Komt het door dit huwelijk, waar hij niet bij kan zijn, dat hij het idee opvat om terug te keren naar Alkmaar? Kennelijk heeft hij een verzoek om ontslag ingediend. Hiertoe moest een bewoner van de Ommerschans genoeg geld gespaard hebben om terug te keren in de gewone maatschappij. En dat was niet eenvoudig, aangezien een groot deel van het verdiende geld afgedragen moest worden aan de Maatschappij van Weldadigheid. Maar de directeur J.W. van Konijnenburg Czn. is Dirk Hout goedgunstig gezind en ondersteunt zijn verzoek in een brief aan de Permanente Commissie der Maatschappij op 22 februari 1834:

“… dat hij het schoenmakers ambacht wel verstaat en zich vlijtig en oppassend gedraagt en het der Direktie nimmer is gebleken, dat hij nog aan het gebruik van sterken drank zou verslaafd zijn. Dat zijne rekening niet gunstiger staat komt hieruit voort, dat er geen schoenmakers werk genoeg, voor alle kolonisten van dit ambacht, voorhanden is.
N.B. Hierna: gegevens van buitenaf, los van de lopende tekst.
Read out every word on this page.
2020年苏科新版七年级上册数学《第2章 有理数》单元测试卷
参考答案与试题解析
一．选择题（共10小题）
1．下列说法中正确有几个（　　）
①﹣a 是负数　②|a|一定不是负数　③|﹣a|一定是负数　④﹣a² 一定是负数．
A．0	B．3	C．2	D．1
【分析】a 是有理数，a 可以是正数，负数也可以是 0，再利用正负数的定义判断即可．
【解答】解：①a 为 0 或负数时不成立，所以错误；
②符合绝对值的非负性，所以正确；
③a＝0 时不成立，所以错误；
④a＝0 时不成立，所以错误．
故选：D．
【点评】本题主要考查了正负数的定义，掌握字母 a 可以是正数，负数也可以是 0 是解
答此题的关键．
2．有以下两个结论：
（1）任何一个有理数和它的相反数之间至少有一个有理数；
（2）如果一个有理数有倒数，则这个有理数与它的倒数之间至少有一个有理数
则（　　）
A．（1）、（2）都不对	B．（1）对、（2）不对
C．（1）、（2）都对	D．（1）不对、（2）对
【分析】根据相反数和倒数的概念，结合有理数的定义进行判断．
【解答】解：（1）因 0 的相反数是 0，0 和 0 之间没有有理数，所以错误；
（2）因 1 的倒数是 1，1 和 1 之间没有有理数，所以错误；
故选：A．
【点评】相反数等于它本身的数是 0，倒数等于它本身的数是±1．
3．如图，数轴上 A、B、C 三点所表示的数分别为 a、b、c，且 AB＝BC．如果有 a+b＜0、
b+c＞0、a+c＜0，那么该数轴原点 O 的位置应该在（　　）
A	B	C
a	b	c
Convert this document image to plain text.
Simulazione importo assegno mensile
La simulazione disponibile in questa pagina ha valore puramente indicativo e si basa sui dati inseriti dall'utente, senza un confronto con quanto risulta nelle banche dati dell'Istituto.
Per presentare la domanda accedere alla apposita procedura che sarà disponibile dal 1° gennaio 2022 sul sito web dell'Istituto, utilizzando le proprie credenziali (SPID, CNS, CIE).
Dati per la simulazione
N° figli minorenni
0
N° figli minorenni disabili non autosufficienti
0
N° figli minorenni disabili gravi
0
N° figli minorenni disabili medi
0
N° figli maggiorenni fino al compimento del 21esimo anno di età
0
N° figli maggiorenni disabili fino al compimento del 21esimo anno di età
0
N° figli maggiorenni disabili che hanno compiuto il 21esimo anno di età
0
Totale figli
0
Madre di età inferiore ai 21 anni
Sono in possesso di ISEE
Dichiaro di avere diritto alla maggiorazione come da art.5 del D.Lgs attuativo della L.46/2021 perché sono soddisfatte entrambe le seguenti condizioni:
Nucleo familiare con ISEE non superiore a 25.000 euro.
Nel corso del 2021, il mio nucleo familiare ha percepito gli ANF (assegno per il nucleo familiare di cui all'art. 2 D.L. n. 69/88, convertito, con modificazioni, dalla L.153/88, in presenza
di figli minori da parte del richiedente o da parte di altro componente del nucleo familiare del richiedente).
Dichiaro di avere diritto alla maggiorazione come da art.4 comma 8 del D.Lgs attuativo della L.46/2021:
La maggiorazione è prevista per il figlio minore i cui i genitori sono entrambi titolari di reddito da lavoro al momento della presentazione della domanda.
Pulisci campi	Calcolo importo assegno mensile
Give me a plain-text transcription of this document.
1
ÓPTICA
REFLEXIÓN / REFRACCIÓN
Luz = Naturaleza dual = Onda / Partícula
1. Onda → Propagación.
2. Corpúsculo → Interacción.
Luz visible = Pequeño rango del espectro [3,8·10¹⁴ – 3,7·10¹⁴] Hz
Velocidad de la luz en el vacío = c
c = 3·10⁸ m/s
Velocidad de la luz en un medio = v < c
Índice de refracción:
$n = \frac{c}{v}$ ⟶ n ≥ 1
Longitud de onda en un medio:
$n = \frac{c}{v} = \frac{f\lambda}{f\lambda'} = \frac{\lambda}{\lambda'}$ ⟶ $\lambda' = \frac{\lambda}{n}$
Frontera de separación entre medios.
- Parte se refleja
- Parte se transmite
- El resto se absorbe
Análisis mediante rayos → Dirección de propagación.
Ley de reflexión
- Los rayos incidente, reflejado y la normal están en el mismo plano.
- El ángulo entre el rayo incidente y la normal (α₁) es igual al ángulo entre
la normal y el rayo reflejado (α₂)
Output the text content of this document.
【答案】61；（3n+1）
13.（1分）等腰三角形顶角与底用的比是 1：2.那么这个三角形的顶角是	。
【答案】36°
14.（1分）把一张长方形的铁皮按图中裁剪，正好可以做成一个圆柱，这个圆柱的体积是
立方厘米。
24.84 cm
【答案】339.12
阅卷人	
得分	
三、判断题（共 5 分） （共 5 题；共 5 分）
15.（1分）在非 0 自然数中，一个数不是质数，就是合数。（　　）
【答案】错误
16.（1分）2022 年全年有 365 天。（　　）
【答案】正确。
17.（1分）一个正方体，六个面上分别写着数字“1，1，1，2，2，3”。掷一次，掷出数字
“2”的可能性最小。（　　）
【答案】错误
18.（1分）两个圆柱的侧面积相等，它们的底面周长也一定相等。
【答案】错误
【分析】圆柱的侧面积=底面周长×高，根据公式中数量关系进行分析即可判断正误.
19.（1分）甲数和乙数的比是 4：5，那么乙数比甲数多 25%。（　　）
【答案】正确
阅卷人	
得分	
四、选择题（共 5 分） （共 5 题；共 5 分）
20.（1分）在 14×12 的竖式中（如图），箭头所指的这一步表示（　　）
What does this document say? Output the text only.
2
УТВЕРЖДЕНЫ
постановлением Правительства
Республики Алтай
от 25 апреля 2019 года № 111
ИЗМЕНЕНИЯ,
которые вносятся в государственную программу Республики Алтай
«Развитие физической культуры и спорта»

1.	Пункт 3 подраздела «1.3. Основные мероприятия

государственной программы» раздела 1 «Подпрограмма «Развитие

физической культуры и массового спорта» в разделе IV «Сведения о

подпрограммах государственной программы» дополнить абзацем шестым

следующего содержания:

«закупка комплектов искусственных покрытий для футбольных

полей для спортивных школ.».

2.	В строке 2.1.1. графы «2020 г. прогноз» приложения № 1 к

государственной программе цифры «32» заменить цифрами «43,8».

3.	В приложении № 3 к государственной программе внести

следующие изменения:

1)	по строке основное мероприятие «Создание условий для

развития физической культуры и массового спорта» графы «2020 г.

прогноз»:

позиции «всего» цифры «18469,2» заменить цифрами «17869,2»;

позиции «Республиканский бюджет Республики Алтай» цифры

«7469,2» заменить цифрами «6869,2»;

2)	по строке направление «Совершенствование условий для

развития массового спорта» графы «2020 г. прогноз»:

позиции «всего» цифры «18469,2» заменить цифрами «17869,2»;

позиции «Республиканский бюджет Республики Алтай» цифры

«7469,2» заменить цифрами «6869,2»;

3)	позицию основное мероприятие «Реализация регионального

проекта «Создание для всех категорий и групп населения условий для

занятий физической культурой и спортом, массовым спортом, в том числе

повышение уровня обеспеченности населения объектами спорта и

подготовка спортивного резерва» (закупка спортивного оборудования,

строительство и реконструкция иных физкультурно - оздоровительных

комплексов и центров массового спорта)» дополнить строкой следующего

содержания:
Overigens is hij zeer doof en van eene geledene ziekte nog niet volkomen hersteld. Wat zijn voorgaand gedrag en misstappen betreft is het mij toegeschenen, dat hij daarover wezenlijk berouw gevoelt; al waarom ik van oordeel ben, dat die persoon, welke voor zijn huisgezin zoo zeer benoodigd is, zou behoren te worden ontslagen.”

Op 21 april 1834 geeft het Ministerie van Binnenlandse Zaken toestemming:

Gezien de requesten van Dirk Hout (no 804) houdende verzoek om ontslag als bedelaars Colonist;
Gelet op de, deswege, van Den Heer Staatsraad, Gouverneur van Noord Holland, en van de Permanente Commissie der Maatschappij van Weldadigheid, ingewonnen berigten.
Autoriseert dezelve Permanente Commissie tot het gevraagd ontslag.
Afschrift dezer zal worden gezonden aan de Commissie voornoemd, om dien overeenkomstig te handelen, aan den Heer Staatsraad, Gouverneur van Noord-Holland, tot informatie, en aan den Heer Burgemeester van Ommen, met verzoek om hetzelve aan den requestrant te willen doen uitreiken.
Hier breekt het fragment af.